The voices in my head. They are shouting. They are screaming. They want out.
They want to manifest.
My left hand flutters to the scarf around my throat. Tight. Too tight.
I drag in deep breaths. No. Not now. Not today.
In. Out. In. Out.
I look at her from the corner of my eye. I watch her hand loosen the scarf; that always happens. Hand to throat.
No.
I look down at myself, resplendent in white.
No. Not now. Not today.
She’s not well. I knew this before I loved her. I knew this, yet, I love her still.
But please, not today.
I see my gleaming bride try to discreetly glance at her maid of honor. This friend that is the only thing wrong with my bride.
I sometimes believe she loves her more than me. Like now.
But we’re getting married, please pay attention.

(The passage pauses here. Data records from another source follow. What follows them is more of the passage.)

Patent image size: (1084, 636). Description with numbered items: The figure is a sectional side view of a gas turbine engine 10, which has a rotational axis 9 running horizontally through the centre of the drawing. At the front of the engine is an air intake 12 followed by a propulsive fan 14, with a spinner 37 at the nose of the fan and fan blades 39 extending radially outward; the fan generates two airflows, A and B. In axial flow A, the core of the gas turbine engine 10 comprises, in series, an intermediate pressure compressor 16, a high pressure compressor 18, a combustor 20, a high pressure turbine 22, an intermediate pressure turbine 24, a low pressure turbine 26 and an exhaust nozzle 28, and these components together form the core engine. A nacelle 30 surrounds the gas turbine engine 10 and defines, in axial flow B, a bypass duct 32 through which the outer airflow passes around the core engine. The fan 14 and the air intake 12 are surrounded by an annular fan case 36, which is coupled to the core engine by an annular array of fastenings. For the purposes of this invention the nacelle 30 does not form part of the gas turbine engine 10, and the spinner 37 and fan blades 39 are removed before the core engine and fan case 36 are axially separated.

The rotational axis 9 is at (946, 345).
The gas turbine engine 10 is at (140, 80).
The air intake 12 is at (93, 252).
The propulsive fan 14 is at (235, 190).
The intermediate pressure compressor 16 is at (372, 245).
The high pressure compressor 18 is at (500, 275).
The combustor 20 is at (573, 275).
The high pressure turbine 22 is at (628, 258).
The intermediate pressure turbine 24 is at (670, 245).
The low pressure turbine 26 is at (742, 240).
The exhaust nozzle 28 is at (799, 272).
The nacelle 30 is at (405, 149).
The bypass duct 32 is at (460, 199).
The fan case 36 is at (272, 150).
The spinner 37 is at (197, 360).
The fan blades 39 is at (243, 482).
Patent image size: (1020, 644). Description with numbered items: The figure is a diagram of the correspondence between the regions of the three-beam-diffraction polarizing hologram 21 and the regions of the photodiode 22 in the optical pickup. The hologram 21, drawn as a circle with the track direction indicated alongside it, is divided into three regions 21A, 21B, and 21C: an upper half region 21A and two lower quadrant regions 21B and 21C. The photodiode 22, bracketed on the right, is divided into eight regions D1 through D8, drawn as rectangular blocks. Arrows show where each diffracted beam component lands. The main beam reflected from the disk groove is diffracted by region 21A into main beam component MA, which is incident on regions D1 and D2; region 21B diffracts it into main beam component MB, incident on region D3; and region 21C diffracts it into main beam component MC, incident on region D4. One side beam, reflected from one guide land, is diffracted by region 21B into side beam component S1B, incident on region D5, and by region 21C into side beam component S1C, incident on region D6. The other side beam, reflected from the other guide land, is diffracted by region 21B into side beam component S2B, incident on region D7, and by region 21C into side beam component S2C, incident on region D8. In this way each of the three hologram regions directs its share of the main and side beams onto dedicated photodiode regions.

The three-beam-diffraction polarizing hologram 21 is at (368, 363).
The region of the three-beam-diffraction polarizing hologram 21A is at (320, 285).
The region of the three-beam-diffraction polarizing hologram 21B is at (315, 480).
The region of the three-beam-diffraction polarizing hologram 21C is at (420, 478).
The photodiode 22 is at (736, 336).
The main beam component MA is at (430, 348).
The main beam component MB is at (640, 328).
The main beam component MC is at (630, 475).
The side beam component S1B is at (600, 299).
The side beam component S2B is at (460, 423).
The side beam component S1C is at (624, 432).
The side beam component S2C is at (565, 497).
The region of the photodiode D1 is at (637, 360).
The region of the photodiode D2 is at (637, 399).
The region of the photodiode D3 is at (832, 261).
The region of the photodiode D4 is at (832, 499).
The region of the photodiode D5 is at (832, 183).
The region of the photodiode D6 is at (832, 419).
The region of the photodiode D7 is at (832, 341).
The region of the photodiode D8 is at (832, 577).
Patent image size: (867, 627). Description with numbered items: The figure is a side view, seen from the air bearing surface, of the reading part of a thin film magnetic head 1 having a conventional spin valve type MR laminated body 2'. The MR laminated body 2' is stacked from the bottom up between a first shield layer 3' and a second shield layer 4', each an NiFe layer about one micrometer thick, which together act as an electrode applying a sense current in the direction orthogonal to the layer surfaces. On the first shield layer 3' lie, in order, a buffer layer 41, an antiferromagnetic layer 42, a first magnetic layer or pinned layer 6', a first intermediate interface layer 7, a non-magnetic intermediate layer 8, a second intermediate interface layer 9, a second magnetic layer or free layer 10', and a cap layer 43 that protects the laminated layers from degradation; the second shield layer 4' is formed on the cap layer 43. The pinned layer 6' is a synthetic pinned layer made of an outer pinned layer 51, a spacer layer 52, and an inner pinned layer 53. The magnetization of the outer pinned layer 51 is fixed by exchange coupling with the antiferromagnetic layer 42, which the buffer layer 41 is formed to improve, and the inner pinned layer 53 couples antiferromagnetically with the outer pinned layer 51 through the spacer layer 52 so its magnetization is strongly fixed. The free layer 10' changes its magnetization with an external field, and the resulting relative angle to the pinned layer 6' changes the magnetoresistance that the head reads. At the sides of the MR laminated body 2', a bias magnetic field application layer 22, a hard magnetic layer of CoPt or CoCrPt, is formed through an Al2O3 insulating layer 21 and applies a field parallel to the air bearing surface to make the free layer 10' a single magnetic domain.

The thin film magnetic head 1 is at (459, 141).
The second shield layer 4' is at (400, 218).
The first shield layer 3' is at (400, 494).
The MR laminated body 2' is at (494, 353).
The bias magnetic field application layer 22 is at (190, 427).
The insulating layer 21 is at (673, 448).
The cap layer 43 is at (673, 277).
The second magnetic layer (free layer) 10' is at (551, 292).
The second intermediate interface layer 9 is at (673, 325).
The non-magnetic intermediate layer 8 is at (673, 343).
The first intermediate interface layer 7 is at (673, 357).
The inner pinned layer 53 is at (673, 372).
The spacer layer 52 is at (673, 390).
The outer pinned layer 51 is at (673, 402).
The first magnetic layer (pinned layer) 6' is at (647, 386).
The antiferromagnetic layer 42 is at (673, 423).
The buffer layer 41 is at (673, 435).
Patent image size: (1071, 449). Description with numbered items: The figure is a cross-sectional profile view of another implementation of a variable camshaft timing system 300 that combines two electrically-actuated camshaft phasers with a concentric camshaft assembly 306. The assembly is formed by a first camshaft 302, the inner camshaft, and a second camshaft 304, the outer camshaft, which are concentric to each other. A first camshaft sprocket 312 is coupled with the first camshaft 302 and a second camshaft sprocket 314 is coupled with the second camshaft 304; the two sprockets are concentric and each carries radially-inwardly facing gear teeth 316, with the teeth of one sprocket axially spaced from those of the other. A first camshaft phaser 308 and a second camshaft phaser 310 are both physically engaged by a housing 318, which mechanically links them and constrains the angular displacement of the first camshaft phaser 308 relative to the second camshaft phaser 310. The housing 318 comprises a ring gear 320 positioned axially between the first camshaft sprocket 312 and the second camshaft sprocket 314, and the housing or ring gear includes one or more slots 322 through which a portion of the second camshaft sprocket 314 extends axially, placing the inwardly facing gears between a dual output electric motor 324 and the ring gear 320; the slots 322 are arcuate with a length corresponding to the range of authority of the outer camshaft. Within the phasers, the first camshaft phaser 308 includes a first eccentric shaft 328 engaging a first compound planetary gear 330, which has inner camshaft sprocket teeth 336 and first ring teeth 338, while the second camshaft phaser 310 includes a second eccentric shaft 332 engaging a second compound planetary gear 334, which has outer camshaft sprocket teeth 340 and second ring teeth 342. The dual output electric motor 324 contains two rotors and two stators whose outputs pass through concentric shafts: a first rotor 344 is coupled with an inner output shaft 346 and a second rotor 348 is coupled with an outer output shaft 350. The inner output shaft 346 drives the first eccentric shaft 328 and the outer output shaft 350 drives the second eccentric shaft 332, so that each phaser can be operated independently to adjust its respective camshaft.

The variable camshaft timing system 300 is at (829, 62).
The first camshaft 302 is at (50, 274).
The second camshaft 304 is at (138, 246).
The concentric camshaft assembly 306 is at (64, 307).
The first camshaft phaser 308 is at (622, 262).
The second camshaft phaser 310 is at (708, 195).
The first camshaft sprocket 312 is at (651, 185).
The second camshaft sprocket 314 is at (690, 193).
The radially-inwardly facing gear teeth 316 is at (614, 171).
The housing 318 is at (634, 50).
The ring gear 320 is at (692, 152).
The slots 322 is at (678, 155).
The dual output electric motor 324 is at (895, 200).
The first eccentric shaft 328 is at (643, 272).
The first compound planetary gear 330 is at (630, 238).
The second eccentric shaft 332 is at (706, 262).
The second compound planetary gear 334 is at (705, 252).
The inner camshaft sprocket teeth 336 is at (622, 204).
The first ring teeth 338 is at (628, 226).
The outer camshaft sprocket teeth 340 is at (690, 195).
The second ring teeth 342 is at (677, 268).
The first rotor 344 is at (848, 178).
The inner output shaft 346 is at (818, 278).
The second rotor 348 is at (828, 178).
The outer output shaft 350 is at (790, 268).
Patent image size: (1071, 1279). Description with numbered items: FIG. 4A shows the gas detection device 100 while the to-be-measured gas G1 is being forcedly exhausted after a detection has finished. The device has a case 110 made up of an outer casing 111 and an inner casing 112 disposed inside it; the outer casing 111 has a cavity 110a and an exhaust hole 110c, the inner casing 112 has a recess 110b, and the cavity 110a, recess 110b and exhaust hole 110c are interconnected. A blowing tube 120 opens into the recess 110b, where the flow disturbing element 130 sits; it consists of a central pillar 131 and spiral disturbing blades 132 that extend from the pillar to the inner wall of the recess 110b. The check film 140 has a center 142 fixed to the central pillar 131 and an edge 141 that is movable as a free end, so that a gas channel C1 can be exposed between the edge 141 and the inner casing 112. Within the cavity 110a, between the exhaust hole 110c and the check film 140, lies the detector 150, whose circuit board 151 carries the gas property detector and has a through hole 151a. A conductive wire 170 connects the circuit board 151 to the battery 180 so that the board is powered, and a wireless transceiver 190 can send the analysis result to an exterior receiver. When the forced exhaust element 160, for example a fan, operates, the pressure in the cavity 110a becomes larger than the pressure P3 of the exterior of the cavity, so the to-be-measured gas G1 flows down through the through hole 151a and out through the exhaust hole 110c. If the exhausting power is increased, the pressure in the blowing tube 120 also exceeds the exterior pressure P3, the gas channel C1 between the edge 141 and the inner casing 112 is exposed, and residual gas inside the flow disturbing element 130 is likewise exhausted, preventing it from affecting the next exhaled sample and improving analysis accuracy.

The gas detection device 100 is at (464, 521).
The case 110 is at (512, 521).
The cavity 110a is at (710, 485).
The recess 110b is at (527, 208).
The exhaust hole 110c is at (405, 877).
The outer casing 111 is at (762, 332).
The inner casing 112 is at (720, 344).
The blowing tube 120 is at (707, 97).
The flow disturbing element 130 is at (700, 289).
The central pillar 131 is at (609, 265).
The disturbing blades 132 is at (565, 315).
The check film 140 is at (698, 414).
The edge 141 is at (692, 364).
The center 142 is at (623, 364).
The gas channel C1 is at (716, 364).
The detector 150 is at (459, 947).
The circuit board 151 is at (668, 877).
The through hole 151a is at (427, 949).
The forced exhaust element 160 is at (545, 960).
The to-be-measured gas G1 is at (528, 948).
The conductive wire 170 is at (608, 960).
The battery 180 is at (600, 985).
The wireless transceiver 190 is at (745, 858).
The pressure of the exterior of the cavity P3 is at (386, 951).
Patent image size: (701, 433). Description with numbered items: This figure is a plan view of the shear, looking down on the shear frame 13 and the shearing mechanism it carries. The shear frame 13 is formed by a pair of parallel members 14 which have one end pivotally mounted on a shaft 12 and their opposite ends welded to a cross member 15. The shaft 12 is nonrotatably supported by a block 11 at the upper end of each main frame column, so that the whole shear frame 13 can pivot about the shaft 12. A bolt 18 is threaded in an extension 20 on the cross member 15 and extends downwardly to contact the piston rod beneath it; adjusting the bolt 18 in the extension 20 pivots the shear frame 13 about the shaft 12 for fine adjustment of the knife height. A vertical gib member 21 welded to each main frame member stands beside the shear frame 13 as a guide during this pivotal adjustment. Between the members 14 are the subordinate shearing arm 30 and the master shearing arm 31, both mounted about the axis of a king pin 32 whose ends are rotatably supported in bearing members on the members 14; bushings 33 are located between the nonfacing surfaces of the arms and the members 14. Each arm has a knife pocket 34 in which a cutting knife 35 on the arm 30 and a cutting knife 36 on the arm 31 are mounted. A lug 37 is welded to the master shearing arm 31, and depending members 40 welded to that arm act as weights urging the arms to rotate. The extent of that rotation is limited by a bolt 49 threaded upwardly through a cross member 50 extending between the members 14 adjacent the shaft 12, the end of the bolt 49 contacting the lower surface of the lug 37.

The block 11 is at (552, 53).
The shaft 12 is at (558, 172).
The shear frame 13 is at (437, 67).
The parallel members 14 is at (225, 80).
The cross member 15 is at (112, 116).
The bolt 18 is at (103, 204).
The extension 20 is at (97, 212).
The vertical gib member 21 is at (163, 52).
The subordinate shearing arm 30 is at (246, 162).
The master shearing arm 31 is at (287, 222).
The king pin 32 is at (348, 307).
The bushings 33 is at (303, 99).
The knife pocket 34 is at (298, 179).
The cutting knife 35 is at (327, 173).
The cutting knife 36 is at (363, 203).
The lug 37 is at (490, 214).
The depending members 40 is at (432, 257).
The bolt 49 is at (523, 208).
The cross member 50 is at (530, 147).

The screams are louder. Ricocheting on the walls of my mind. I tap my foot nervously. The shudders have started. I can see him frown at us. He doesn’t understand. My vision blurs slightly then everything’s sharp again.
They want out. I grit my teeth. Tight. No.
But it seems the more I resist, the more restless they get.
And I know.
With all certainty, it’s going to happen.
I can’t do this to her.
I turn to see her hand the bouquet over to another bride’s maid and walk slowly towards the side doors of the church. Her steps are unsteady. It’s happening.
I look at my groom. A scowl etched on his face. His dark eyes seem to scream: “Choose! Her or me?”
The pastor is asking if everything is ok. Of course not.
My eyes swing from my groom to my friend. Then back. And forth.
My mother is approaching the altar.
I watch my bride turn in a swirl of white lace and run after her friend.
She has chosen.
The crowd is moving and murmuring.
I look at my feet. Be a man. She has chosen.
But I love her.
“Stay here.” I tell the fussy mother and run after them.
They want out. They are going to get out. Please just let me get in. Let me hide.
Let my shame remain covered.
I reach the back office just as the first jolt comes and I am slammed to the ground.
Pain, sharp pain lances through my head.
The black is coming.
I let go and welcome it.
The voices are out.
I watch her fall jerkily to the ground. My tears fall freely, ruining the makeup that had been applied painstakingly.
I run to her and drag her fully into the office.
She is screaming. An incoherent language. She is jerking, her hands flailing wildly about.
I get a fist in my eye and I cry harder.
When will all this end?
I hear a gasp and see my groom staring at us in shock.
He came.
The picture that greets me is one I won’t forget. My beautiful bride is sitting on the ground in her white dress, trying to hold on to her screaming friend.
The friend is shouting gibberish in an unknown language.
Understanding comes.
And I love her even more.
I close the door behind me and join them on the floor.
Together, we try to prevent her from hurting herself.